Terhadap dalil para Pemohon tersebut, setelah Mahkamah memeriksa
secara saksama uraian panjang lebar para Pemohon berkenaan dengan
hal tersebut, tampak nyata inti keberatan para Pemohon sesungguhnya
menurut Pemohon bukanlah terletak pada keberadaan Pasal 6, Pasal 58
ayat (1) dan Pasal 99 ayat (1) dan ayat (2) UU ASN melainkan pada
Permenpan 36/2018 dan PP 49/2018 [vide perbaikan permohonan
7
hlm. 6 sampai dengan hlm. 16]. Fakta demikian makin diperkuat oleh
permohonan para Pemohon kepada Mahkamah sebagaimana tertuang
dalam Petitum Angka 2, Petitum Angka 3, dan Petitum Angka 4.

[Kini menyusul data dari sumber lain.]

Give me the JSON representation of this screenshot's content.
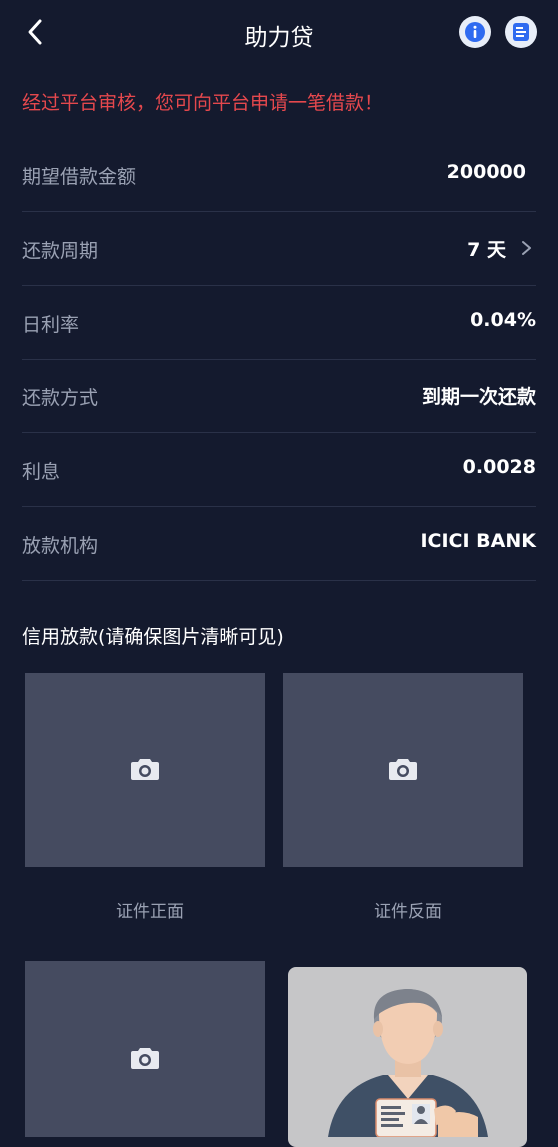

Selain itu, dalam uraian argumentasi yang dibangun oleh para Pemohon
dalam legal standing juga terlihat bahwa isu utama yang
dipermasalahkan oleh para Pemohon adalah terkait dengan berlakunya
Permenpan 36/2018 dan PP 49/2018 yang secara langsung
mengakibatkan para Pemohon tidak dapat secara otomatis dapat
diangkat menjadi PNS dan juga menjadi PPPK.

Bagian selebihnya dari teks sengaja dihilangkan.